Every year, 3 to 10 billion gallons of sewage waste is released from our sewage-treatment plants. Gastrointestinal distress emergency room visits tend to peak after it rains. This is because rainwater washes pathogens into rivers and lakes that are used for drinking and recreational use.
Currently, there is a sewage crisis in America, and a lot of people don’t realize it. The EPA is working with municipal water systems to address this problem. While a lot of progress has been made, there is still a long way to go. Many septic systems were built decades ago.
Sewer line issues are some of the hardest to repair. And the last thing you’d want to happen on your property is for something like tree roots to wreak havoc on your sewer line.
There are many causes for clogging in your main sewer line, and tree roots are one of the most common. Keep reading to learn about the different factors that can cause a clog and what to do if it happens.
Nothing is more disgusting or unsanitary than flushing excrement down the toilet, only to have it come back up again because of a sewage issue.
Most of the time, when this happens, you can use a plunger to unclog whatever piece of paper or hygiene product has stopped your toilet from flushing correctly. When the issue is more significant, however, additional measures have to be taken and fast.
Tree roots in sewer lines are hard to detect and difficult to remove. A root system that extends hundreds of feet is not uncommon in an older tree. When a drought occurs, or when there isn’t enough water, roots will search until they find some.
This search includes sewer lines, which, in conjunction with waste, contain a lot of water. Once roots find a sewer line as their source, they will grow in length and width within the pipe.
As they expand, sewer line repair will become inevitably more difficult and expensive. A crack or a hole can quickly become a much bigger issue.
Opt for extra heavy-duty pipes when you can. If you’re installing a new sewer line or repairing an existing one, use heavy-duty pipes like cast iron ones. There has to be a crack in the pipe, to begin with in order for tree roots to penetrate.
PVC is another viable option, but you have to make sure that the plumbing code allows for it.
Put barriers around the sewer pipes to stop trees from being able to pass. These barriers can be either physical or chemical. In residential buildings, potassium hydroxide and copper sulfate are commonly used as slow-release chemical barriers.
If you put these chemicals around your sewage pipes, it’ll stop the tree roots from getting to them.
Wood and metal serve as fantastic barriers too, but attempting to install these materials can be a huge task.
If you have a say in what trees to plant, opt for trees that have shallow root structures. These are much less likely to damage any sewer lines. And if you want to plant large trees that grow fast, do so as far aways from sewer lines as you can.
There are a few different methods that may be used to remedy a pipe and stop the roots from doing any further damage.
Copper Sulfate is one option. It’s poisonous for the trees so it will create a dead zone in the soil. It must be done carefully as spreading it too close to the pipe can lead to corrosion, which will only damage the pipe further.
While it’s an excellent solution, it’s not environmentally friendly, and it does take a few weeks to do the job. Plus, it can cause serious liver damage and health problems if you become exposed to it by not applying it properly.

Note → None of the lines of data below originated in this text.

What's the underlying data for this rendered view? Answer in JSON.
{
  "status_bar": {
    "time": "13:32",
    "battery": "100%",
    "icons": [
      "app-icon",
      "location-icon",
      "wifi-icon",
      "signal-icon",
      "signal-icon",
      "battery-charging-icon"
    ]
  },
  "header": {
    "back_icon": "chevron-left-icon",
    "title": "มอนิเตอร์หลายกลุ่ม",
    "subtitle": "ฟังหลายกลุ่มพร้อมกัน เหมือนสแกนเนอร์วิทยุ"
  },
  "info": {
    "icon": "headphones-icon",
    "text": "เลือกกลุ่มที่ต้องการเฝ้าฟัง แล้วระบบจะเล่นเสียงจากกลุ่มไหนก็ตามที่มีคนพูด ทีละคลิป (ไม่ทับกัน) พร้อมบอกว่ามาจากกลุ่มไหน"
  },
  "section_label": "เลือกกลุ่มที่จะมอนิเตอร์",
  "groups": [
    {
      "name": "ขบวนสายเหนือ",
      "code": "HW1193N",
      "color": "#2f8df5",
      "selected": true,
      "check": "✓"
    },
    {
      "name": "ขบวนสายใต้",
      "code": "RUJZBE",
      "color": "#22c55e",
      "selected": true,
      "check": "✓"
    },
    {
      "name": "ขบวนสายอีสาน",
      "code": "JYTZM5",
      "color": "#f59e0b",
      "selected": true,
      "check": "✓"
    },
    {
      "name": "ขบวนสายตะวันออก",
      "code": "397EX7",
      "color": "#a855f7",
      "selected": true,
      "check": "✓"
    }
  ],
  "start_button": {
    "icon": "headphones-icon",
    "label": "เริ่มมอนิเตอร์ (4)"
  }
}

Another solution is to use a mechanical auger, which is a professional drain cleaning machine. It can cut all the roots like a saw blade. Because the roots get cut up, the pipe may need to be flushed of root debris before it is repaired or replaced.
A hydro-jet, also known as a water jet, sends powerful flows of pressurized water in order to flush out obstructions. The water shoots out up to 18 gallons of water per minute and flows at 4,000 psi or higher. If used properly, roots can be cut completely away by using a water jet. This method can also be used to clean out your drains, without the need for any chemicals.
The last option, which you may have to do if the damage is bad enough, is to replace the sewer pipe altogether. Professional plumbers will run a sewer camera down the drain line so that they can determine exactly where the roots are. They can check for other types of damage and then recommend how much of the pipe needs replacing and what else needs to be done.
Tree roots can grow hundreds of feet down into the ground. And when there is any sort of drought, tree roots will search until they find water.
Whether in Tarrytown, Cedar Park or Willamson County, if you think that tree roots may have penetrated and damaged one of the pipes in your sewer line, it’s in your best interest to act as fast as possible.
The longer you wait, the more chance there is of the pipe bursting all together, which will cost much more time and money to repair.